Confira a edição da DozeNews Prime:
O primeiro giro de pulbicações do ano 📆
📃 Para começar o ano com tudo! Belíssimo artigo de revisão do NEJM sobre o diagnóstico e manejo da IC FEP.
💊 Como orientar o seu paciente após uma angioplastia? Revisão na JACC Advances destaca três pilares para manejo ideal – mudança de estilo de vida, prevenção secundária e detecção de reestenose, com foco em riscos balanceados e práticas atualizadas.
🔊 Posicionamento do JACC apontado a Ecocardiografia 3D como alternativa promissora à ecocardiografia transesofágica em procedimentos estruturais como punção transeptal, fechamento de dispositivos e intervenções mitrais e tricúspides.
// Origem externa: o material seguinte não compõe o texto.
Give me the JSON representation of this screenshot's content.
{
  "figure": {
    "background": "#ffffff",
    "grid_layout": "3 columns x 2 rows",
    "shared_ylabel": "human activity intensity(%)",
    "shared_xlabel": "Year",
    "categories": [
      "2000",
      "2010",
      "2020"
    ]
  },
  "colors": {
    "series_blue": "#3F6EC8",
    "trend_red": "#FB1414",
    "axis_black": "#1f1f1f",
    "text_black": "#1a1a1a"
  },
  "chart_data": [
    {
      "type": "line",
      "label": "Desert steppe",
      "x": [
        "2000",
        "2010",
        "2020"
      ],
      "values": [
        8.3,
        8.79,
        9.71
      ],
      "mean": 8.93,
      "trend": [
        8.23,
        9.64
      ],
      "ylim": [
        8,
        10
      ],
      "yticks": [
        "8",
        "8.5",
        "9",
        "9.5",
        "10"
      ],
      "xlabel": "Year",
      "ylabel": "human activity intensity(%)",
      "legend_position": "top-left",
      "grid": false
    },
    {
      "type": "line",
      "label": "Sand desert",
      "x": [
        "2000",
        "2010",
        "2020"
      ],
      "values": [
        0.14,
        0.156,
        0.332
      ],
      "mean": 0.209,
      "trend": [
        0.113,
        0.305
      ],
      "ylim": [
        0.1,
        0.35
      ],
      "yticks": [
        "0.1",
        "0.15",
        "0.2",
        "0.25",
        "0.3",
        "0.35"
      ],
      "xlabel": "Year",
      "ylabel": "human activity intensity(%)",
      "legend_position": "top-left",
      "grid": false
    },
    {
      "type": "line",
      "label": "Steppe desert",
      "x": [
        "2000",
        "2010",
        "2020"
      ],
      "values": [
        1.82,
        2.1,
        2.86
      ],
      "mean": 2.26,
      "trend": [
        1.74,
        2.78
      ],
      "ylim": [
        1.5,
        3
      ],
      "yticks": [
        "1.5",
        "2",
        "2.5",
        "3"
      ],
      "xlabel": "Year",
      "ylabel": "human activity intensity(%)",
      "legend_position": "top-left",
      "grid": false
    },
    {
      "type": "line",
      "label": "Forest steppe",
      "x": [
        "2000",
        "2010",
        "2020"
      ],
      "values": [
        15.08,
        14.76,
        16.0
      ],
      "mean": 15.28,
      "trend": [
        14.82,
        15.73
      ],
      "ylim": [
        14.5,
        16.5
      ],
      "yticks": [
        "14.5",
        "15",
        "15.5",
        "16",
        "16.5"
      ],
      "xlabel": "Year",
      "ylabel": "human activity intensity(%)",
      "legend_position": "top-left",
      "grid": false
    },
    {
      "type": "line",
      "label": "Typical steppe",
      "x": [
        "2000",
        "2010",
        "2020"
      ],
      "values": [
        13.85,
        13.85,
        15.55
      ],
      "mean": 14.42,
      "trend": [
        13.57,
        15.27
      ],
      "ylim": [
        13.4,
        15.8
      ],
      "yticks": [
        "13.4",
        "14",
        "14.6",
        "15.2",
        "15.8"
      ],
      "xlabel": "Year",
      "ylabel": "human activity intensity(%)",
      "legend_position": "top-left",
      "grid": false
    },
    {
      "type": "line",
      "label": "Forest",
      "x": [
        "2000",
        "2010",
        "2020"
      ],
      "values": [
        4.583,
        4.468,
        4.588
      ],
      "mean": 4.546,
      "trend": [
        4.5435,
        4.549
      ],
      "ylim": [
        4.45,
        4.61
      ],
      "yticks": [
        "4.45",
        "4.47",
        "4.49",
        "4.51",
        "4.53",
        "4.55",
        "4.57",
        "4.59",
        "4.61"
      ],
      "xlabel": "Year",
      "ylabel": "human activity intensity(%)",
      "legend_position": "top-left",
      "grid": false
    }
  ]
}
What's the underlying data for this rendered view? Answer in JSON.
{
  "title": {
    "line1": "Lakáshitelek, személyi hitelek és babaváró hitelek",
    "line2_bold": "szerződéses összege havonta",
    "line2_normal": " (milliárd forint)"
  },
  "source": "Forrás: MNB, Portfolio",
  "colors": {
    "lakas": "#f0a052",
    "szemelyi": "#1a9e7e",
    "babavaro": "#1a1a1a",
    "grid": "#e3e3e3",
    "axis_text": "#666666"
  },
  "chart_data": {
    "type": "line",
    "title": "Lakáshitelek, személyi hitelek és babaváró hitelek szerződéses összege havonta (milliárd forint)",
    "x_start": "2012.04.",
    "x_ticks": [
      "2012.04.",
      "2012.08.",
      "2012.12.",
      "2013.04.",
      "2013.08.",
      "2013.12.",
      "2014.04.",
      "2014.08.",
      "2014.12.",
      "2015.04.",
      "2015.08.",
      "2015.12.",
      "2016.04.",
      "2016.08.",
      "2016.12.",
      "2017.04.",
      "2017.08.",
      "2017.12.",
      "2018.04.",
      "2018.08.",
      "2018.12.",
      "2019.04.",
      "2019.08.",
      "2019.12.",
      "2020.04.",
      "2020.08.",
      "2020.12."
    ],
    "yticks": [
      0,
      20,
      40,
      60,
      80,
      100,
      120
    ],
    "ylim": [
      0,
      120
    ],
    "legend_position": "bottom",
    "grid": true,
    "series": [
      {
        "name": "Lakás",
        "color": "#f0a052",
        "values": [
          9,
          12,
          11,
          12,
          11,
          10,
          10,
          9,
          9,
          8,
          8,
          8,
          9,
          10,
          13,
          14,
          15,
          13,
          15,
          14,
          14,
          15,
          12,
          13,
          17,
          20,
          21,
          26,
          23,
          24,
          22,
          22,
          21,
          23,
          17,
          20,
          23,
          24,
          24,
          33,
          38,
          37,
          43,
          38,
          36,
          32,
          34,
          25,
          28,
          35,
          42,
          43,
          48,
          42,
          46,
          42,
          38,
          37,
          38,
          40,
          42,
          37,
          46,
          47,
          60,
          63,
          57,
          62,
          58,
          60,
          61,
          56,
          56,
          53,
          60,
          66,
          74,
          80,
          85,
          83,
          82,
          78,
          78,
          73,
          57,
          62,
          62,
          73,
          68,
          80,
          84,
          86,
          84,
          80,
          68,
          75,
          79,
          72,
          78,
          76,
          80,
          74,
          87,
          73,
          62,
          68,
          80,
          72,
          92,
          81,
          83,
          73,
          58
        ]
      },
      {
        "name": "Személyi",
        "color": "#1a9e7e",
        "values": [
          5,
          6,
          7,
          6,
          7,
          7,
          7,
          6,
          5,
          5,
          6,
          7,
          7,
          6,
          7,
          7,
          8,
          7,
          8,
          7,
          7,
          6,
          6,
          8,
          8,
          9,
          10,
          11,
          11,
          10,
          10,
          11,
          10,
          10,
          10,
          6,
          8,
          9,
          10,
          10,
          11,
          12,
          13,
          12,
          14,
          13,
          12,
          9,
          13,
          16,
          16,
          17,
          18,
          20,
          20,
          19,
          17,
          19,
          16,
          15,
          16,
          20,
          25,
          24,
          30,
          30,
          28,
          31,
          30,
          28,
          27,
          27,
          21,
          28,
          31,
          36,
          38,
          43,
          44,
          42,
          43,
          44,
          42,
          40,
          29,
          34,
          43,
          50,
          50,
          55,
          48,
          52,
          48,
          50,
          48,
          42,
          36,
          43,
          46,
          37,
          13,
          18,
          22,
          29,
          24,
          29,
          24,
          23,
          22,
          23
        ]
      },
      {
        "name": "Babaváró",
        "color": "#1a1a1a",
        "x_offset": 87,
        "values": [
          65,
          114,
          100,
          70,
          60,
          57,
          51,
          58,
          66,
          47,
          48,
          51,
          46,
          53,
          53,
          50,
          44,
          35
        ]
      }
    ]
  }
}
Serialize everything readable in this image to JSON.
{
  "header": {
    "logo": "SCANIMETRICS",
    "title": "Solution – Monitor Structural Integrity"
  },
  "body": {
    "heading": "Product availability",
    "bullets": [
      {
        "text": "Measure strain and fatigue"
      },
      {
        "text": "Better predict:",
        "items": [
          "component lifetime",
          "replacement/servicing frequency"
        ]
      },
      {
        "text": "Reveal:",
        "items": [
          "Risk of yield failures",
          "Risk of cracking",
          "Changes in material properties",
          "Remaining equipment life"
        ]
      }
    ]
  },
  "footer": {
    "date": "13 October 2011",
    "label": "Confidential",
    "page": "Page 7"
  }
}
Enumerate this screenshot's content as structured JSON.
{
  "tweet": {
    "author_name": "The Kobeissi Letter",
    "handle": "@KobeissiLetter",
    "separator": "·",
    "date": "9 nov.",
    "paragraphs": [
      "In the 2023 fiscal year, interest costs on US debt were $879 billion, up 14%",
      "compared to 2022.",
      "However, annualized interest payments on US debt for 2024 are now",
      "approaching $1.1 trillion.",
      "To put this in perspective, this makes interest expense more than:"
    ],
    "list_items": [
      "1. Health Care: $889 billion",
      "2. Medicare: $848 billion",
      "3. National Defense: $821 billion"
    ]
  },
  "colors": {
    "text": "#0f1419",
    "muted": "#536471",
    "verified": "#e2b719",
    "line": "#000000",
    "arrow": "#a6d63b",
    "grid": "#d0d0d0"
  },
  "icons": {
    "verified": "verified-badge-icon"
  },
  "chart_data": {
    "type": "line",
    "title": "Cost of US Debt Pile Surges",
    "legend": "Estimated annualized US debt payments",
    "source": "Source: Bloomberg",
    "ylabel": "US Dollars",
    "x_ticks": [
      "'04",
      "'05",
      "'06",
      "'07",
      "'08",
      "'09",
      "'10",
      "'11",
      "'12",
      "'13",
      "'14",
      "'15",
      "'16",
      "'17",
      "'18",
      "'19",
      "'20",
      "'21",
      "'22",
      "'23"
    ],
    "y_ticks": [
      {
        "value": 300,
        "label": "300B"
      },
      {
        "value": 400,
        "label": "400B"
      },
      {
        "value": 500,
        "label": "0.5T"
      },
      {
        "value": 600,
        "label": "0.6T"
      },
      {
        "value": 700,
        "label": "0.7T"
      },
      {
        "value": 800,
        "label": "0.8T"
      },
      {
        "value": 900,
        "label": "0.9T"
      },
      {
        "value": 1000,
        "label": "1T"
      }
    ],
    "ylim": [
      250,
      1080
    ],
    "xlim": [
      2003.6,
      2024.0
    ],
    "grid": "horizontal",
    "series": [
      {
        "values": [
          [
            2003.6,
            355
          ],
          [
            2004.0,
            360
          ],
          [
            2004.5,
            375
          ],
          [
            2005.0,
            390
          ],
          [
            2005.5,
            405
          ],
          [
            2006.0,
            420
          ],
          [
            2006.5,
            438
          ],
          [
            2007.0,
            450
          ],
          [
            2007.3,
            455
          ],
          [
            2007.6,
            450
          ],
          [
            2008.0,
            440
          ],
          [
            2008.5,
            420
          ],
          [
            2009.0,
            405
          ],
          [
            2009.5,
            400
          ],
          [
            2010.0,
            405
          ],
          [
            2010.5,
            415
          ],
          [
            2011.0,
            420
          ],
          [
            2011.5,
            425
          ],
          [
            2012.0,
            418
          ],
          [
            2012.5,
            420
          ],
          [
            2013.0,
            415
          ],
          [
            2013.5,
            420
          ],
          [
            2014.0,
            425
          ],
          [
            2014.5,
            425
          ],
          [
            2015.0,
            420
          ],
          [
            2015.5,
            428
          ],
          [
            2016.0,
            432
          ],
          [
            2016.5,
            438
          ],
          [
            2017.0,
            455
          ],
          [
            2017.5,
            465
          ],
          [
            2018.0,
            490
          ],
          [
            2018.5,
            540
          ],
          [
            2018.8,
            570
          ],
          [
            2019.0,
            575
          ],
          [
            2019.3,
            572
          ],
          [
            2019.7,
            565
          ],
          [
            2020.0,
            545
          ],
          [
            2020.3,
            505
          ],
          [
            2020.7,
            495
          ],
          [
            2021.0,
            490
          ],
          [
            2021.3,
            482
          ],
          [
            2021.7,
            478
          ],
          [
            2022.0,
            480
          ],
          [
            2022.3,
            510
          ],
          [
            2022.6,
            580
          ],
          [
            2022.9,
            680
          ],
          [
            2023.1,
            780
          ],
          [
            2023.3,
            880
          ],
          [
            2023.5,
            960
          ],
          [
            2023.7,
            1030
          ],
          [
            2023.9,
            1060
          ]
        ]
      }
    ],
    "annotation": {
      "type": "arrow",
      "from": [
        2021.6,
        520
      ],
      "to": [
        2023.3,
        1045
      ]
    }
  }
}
✈ Os fatores de risco do século XXI: Estudo do JACC revela que exposição a níveis elevados de ruído noturno de aviões (≥45 dB) está associada a aumento de 7% na massa ventricular esquerda e redução de 8% na dinâmica miocárdica, fatores que podem quadruplicar o risco de eventos cardiovasculares maiores. .
⚡ Qual o melhor momento para ablação de FA? Ablação precoce da fibrilação atrial (FA) é eficaz, mas o momento ideal depende do perfil do paciente, segundo revisão no European Heart Journal. Em casos de episódios raros e sintomas leves, manejo conservador com modificação de fatores de risco é suficiente. Contudo, se a FA progredir, ablação precoce combinada com controle contínuo dos riscos garante melhores resultados.
🔟 Uma década de evolução no estudo da amiloidose cardíaca em uma interessante revisão do JACC: Cardiovascular Imaging.
🥄 Onde estamos na oclusão apêndice atrial esquerdo? Vai aí mais uma dica de um belo estado-da-arte sobre o tema.
🎼 Discordância entre FFR e testes não hiperêmicos (NPHR) ocorre em até 20% das lesões coronárias e impacta desfechos, aponta o estudo J-PRIDE, publicado no Circulation. Estratégia guiada por FFR mostrou-se superior à baseada em NHPR em lesões discordantes, reforçando seu papel na tomada de decisão clínica.